“You don’t have to marry every boyfriend you have you know. What’s wrong with just having a good time and lots of shags?”
My friend just got married for the fifth time at 40. Her name is Elizabeth, which is very fortunate, as we all like to call her Elizabeth Taylor. In fact, I can’t even remember what her real surname name is now, as she always likes to change it to that of the latest husband.
Her marriages have all lasted between three months and five years, which is why no one understands why she keeps marrying them. Just because you are seeing a man and he asks you to marry him, it doesn’t mean you have to say yes.
She is very honest and says she marries them knowing it probably won’t last, but she enjoys the process of meeting someone new, falling ‘in love’ and going down the whole engagement and marriage route.
She’s even worn the same dress for the last two weddings and when ever you get something from her in the post, you are never sure if it will be a Christmas card or yet another wedding invite.
Funnily enough, none of her five husbands have shared her view that marriage is not forever (or not even until the end of the year) and they have all been devastated when she has left them – usually for the next husband that she has lined up. They all think they will be the one to change her, current husband included. And that is how she refers to him – “my current husband”.
I will put my hands up now and say that I have only ever been on nodding terms with monogamy for most of my adult life, and I don’t think that we are supposed to be with one person forever either – the difference is, I don’t go around marrying everyone I shag. Okay, so I have been proposed to seven times in my life – don’t be jealous though; two were drug addicts, one was borderline schizophrenic and the other one was a bass player. Out of seven proposals, I have married two, which is pretty good going – at one point I was on par with Kerry Katona age wise, number of marriages and number of kebabs eaten.
What if everyone is putting so much pressure on themselves to be monogamous when maybe, it’s not the way we are supposed to be? You just have to look at the number of people who have affairs. They can’t all be morally bankrupt, sporns of Satan – maybe they genuinely find it hard to stick with one person. Yes, the right thing to do would be to end one relationship before you move onto another, but when long term relationships and marriages are presented to us as the norm, it’s hard to break social convention and move from one partner to another.

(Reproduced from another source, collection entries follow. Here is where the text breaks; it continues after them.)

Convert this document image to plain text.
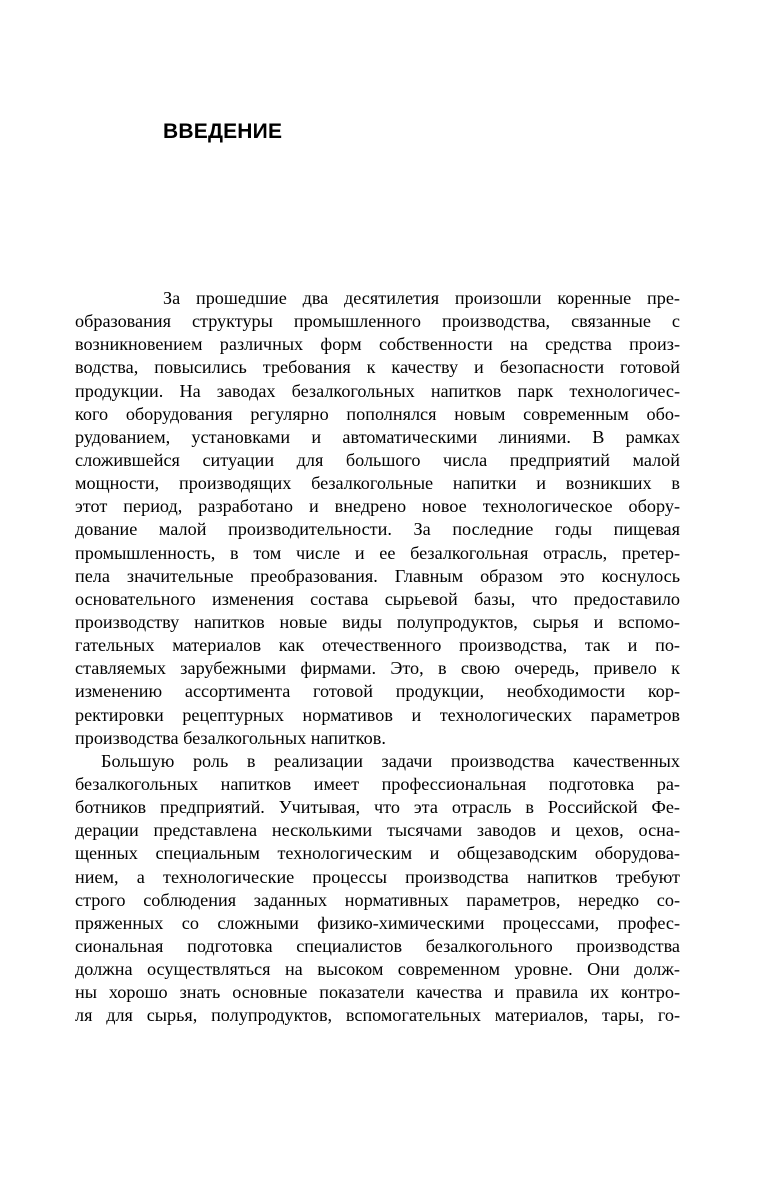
ВВЕДЕНИЕ
За прошедшие два десятилетия произошли коренные пре-
образования структуры промышленного производства, связанные с
возникновением различных форм собственности на средства произ-
водства, повысились требования к качеству и безопасности готовой
продукции. На заводах безалкогольных напитков парк технологичес-
кого оборудования регулярно пополнялся новым современным обо-
рудованием, установками и автоматическими линиями. В рамках
сложившейся ситуации для большого числа предприятий малой
мощности, производящих безалкогольные напитки и возникших в
этот период, разработано и внедрено новое технологическое обору-
дование малой производительности. За последние годы пищевая
промышленность, в том числе и ее безалкогольная отрасль, претер-
пела значительные преобразования. Главным образом это коснулось
основательного изменения состава сырьевой базы, что предоставило
производству напитков новые виды полупродуктов, сырья и вспомо-
гательных материалов как отечественного производства, так и по-
ставляемых зарубежными фирмами. Это, в свою очередь, привело к
изменению ассортимента готовой продукции, необходимости кор-
ректировки рецептурных нормативов и технологических параметров
производства безалкогольных напитков.
Большую роль в реализации задачи производства качественных
безалкогольных напитков имеет профессиональная подготовка ра-
ботников предприятий. Учитывая, что эта отрасль в Российской Фе-
дерации представлена несколькими тысячами заводов и цехов, осна-
щенных специальным технологическим и общезаводским оборудова-
нием, а технологические процессы производства напитков требуют
строго соблюдения заданных нормативных параметров, нередко со-
пряженных со сложными физико-химическими процессами, профес-
сиональная подготовка специалистов безалкогольного производства
должна осуществляться на высоком современном уровне. Они долж-
ны хорошо знать основные показатели качества и правила их контро-
ля для сырья, полупродуктов, вспомогательных материалов, тары, го-
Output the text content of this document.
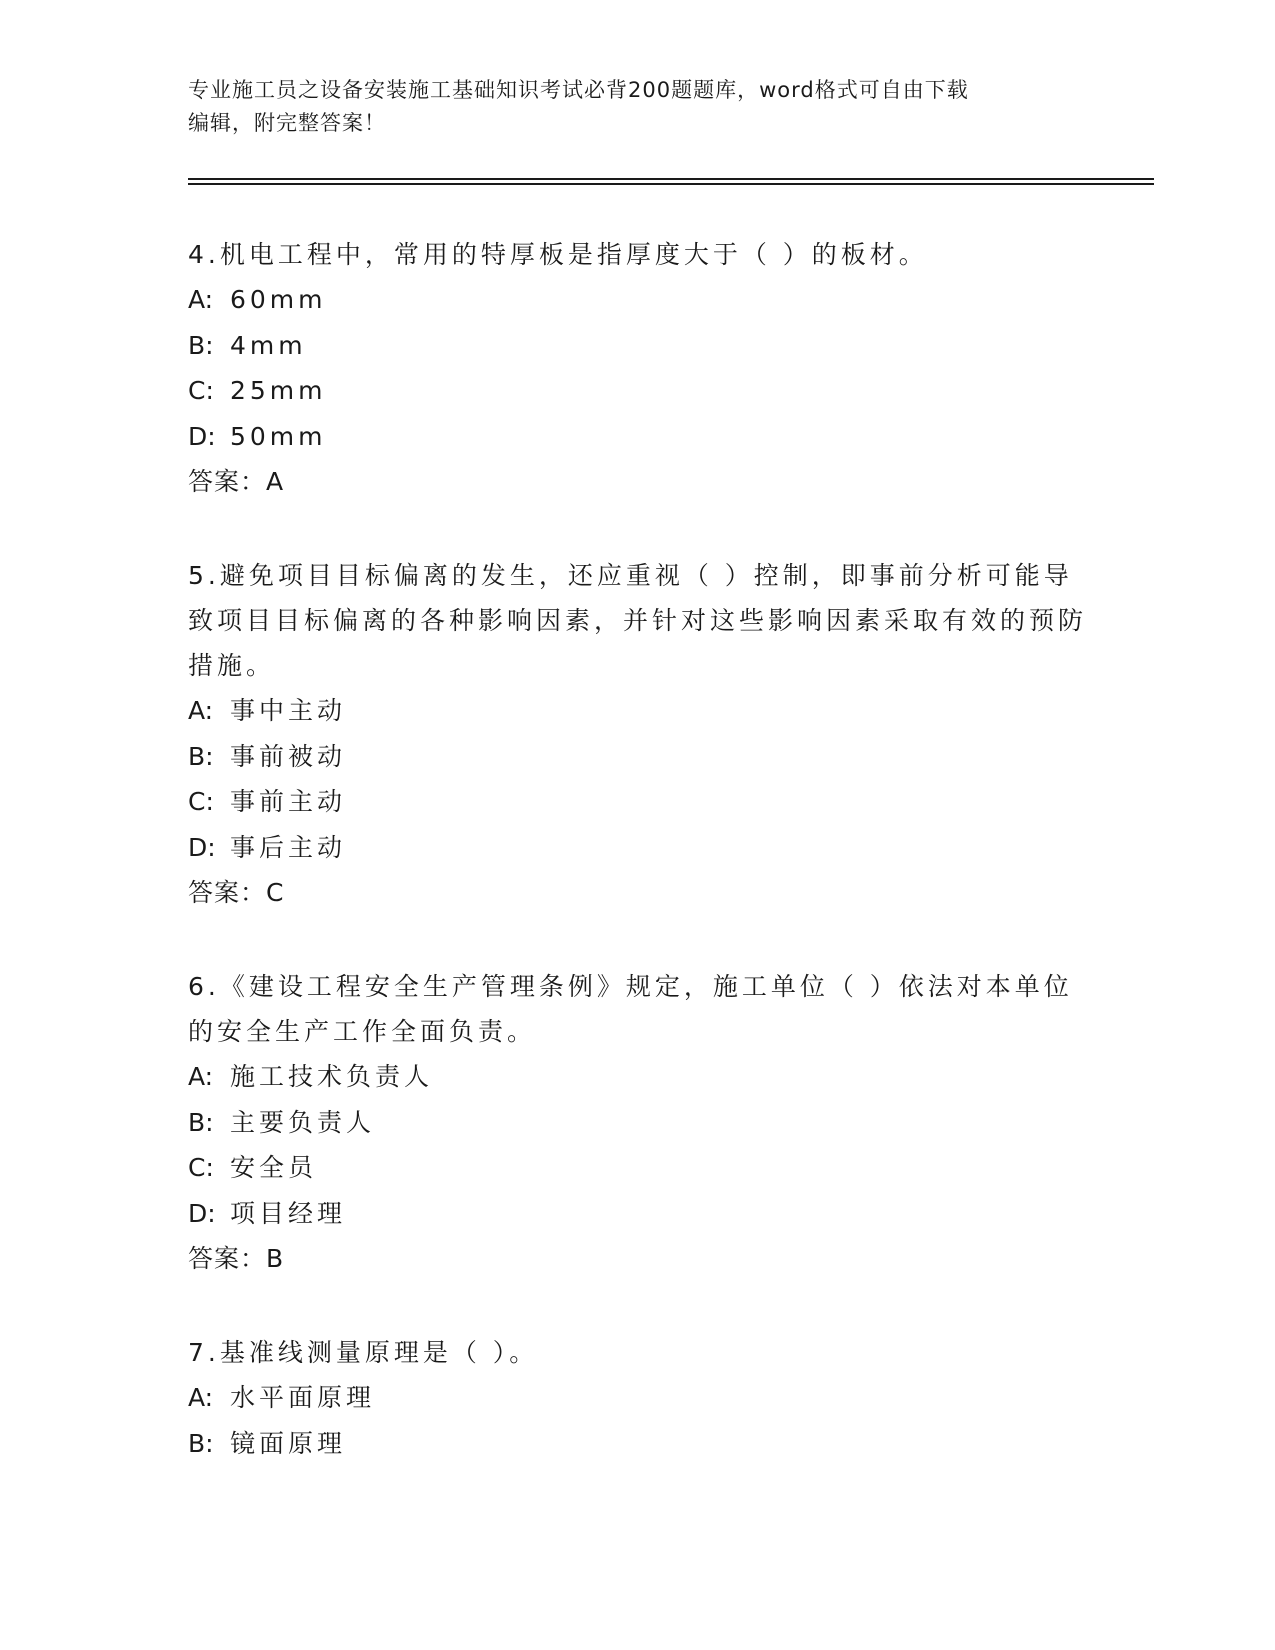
专业施工员之设备安装施工基础知识考试必背200题题库，word格式可自由下载
编辑，附完整答案！

4.机电工程中，常用的特厚板是指厚度大于（ ）的板材。

A: 60mm

B: 4mm

C: 25mm

D: 50mm

答案：A

5.避免项目目标偏离的发生，还应重视（ ）控制，即事前分析可能导致项目目标偏离的各种影响因素，并针对这些影响因素采取有效的预防措施。

A: 事中主动

B: 事前被动

C: 事前主动

D: 事后主动

答案：C

6.《建设工程安全生产管理条例》规定，施工单位（ ）依法对本单位的安全生产工作全面负责。

A: 施工技术负责人

B: 主要负责人

C: 安全员

D: 项目经理

答案：B

7.基准线测量原理是（ ）。

A: 水平面原理

B: 镜面原理
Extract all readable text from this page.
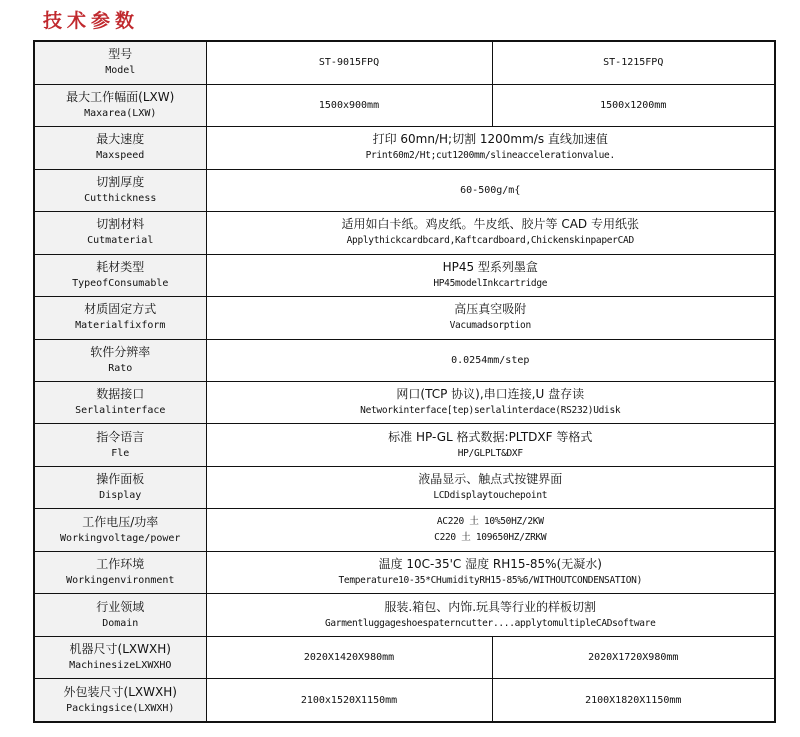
技术参数
型号
Model	ST-9015FPQ	ST-1215FPQ

最大工作幅面(LXW)
Maxarea(LXW)	1500x900mm	1500x1200mm

最大速度
Maxspeed	打印 60mn/H;切割 1200mm/s 直线加速值
Print60m2/Ht;cut1200mm/slineaccelerationvalue.	

切割厚度
Cutthickness	60-500g/m{	

切割材料
Cutmaterial	适用如白卡纸。鸡皮纸。牛皮纸、胶片等 CAD 专用纸张
Applythickcardbcard,Kaftcardboard,ChickenskinpaperCAD	

耗材类型
TypeofConsumable	HP45 型系列墨盒
HP45modelInkcartridge	

材质固定方式
Materialfixform	高压真空吸附
Vacumadsorption	

软件分辨率
Rato	0.0254mm/step	

数据接口
Serlalinterface	网口(TCP 协议),串口连接,U 盘存读
Networkinterface[tep)serlalinterdace(RS232)Udisk	

指令语言
Fle	标准 HP-GL 格式数据:PLTDXF 等格式
HP/GLPLT&DXF	

操作面板
Display	液晶显示、触点式按键界面
LCDdisplaytouchepoint	

工作电压/功率
Workingvoltage/power	AC220 土 10%50HZ/2KW
C220 土 109650HZ/ZRKW	

工作环境
Workingenvironment	温度 10C-35'C 湿度 RH15-85%(无凝水)
Temperature10-35*CHumidityRH15-85%6/WITHOUTCONDENSATION)	

行业领域
Domain	服装.箱包、内饰.玩具等行业的样板切割
Garmentluggageshoespaterncutter....applytomultipleCADsoftware	

机器尺寸(LXWXH)
MachinesizeLXWXHO	2020X1420X980mm	2020X1720X980mm

外包装尺寸(LXWXH)
Packingsice(LXWXH)	2100x1520X1150mm	2100X1820X1150mm
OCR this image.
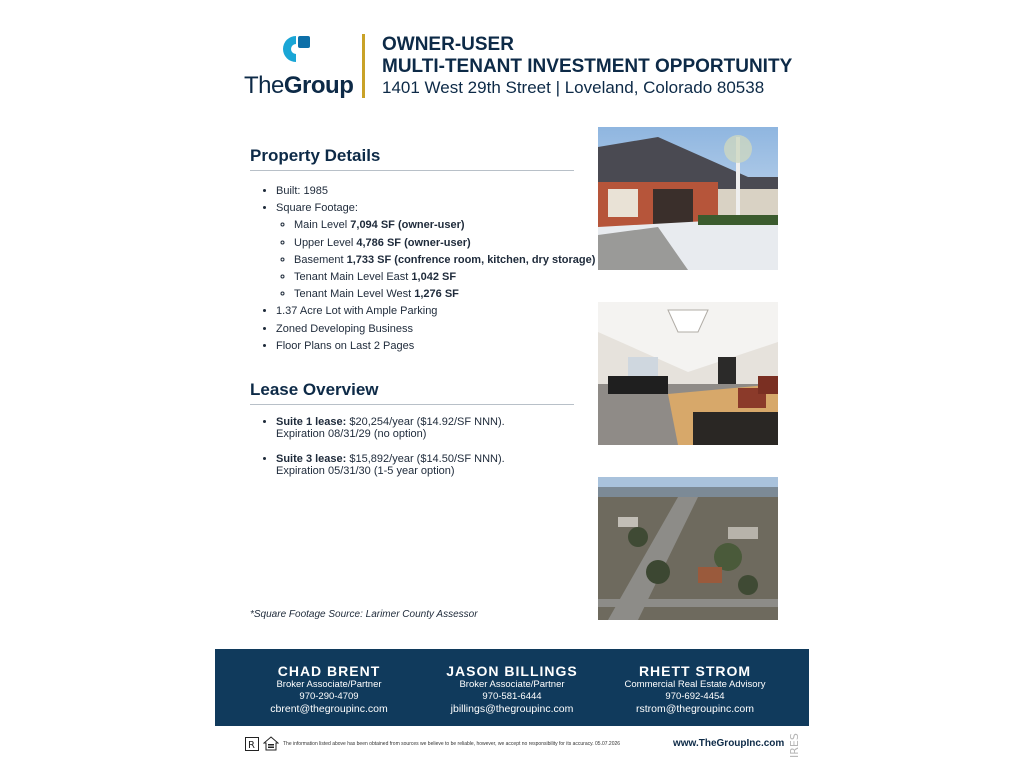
TheGroup
OWNER-USER
MULTI-TENANT INVESTMENT OPPORTUNITY
1401 West 29th Street | Loveland, Colorado 80538
Property Details
• Built: 1985
• Square Footage:
◦ Main Level 7,094 SF (owner-user)
◦ Upper Level 4,786 SF (owner-user)
◦ Basement 1,733 SF (confrence room, kitchen, dry storage)
◦ Tenant Main Level East 1,042 SF
◦ Tenant Main Level West 1,276 SF
• 1.37 Acre Lot with Ample Parking
• Zoned Developing Business
• Floor Plans on Last 2 Pages
Lease Overview
• Suite 1 lease: $20,254/year ($14.92/SF NNN).
Expiration 08/31/29 (no option)
• Suite 3 lease: $15,892/year ($14.50/SF NNN).
Expiration 05/31/30 (1-5 year option)
*Square Footage Source: Larimer County Assessor
CHAD BRENT
Broker Associate/Partner
970-290-4709
cbrent@thegroupinc.com
JASON BILLINGS
Broker Associate/Partner
970-581-6444
jbillings@thegroupinc.com
RHETT STROM
Commercial Real Estate Advisory
970-692-4454
rstrom@thegroupinc.com
R	The information listed above has been obtained from sources we believe to be reliable, however, we accept no responsibility for its accuracy. 05.07.2026	www.TheGroupInc.com IRES
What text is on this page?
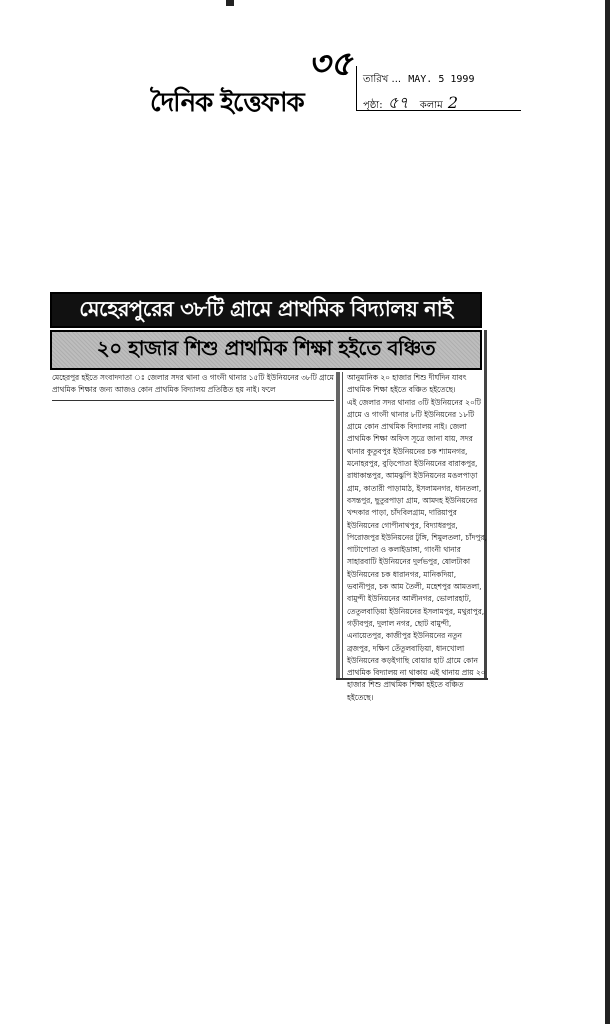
দৈনিক ইত্তেফাক
৩৫ তারিখ ... MAY. 5 1999
পৃষ্ঠা: ৫৭ কলাম 2
মেহেরপুরের ৩৮টি গ্রামে প্রাথমিক বিদ্যালয় নাই
২০ হাজার শিশু প্রাথমিক শিক্ষা হইতে বঞ্চিত

মেহেরপুর হইতে সংবাদদাতা ঃ জেলার সদর থানা ও গাংনী থানার ১৫টি ইউনিয়নের ৩৮টি গ্রামে প্রাথমিক শিক্ষার জন্য আজও কোন প্রাথমিক বিদ্যালয় প্রতিষ্ঠিত হয় নাই। ফলে

আনুমানিক ২০ হাজার শিশু দীর্ঘদিন যাবৎ প্রাথমিক শিক্ষা হইতে বঞ্চিত হইতেছে।

এই জেলার সদর থানার ৩টি ইউনিয়নের ২০টি গ্রামে ও গাংনী থানার ৮টি ইউনিয়নের ১৮টি গ্রামে কোন প্রাথমিক বিদ্যালয় নাই। জেলা প্রাথমিক শিক্ষা অফিস সূত্রে জানা যায়, সদর থানার কুতুবপুর ইউনিয়নের চক শ্যামনগর, মনোহরপুর, বুড়িপোতা ইউনিয়নের বারাকপুর, রাধাকান্তপুর, আমঝুপি ইউনিয়নের মঙলপাড়া গ্রাম, কাতারী পাড়ামাঠ, ইসলামনগর, ধানতলা, বসন্তপুর, ছুতুরপাড়া গ্রাম, আমদহ ইউনিয়নের খন্দকার পাড়া, চাঁদবিলগ্রাম, দারিয়াপুর ইউনিয়নের গোপীনাথপুর, বিদ্যাধরপুর, পিরোজপুর ইউনিয়নের টুঙ্গি, শিমুলতলা, চাঁদপুর, পাটাপোতা ও কলাইডাঙ্গা, গাংনী থানার সাহারবাটি ইউনিয়নের দুর্লভপুর, ষোলটাকা ইউনিয়নের চক ধারানগর, মানিকদিয়া, ভবানীপুর, চক আম তৈলী, মহেশপুর আমতলা, বামুন্দী ইউনিয়নের আলীনগর, ভোলারহাট, তেতুলবাড়িয়া ইউনিয়নের ইসলামপুর, মথুরাপুর, গড়ীবপুর, দুলাল নগর, ছোট বামুন্দী, এনায়েতপুর, কাজীপুর ইউনিয়নের নতুন ব্রজপুর, দক্ষিণ তেঁতুলবাড়িয়া, ধানখোলা ইউনিয়নের কড়ইগাছি বোয়ার হাট গ্রামে কোন প্রাথমিক বিদ্যালয় না থাকায় এই থানায় প্রায় ২০ হাজার শিশু প্রাথমিক শিক্ষা হইতে বঞ্চিত হইতেছে।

People always say that it’s different when you meet the right person for you; that you will want to stay with that one person until the day you die and that you wont even feel the slightest temptation to cheat.
It always leaves me thinking “really? Really, one person, for years on end?”
You wouldn’t ever meet someone you found more attractive, or who you got on better with? And if you did, you wouldn’t pursue it?
What if you both change and end up wanting different things in life? Surely it’s better to part and do what you want to do than be miserable with having to compromise on your plans because the person you are married to doesn’t want the same things as you.
I am not advocating cheating in relationships, and I know my personal views on marriage and fidelity are questionable to say the least, but there are always more complexities to a relationship than can be seen from the outside.
Maybe my friend and Elizabeth taylor had it right after all.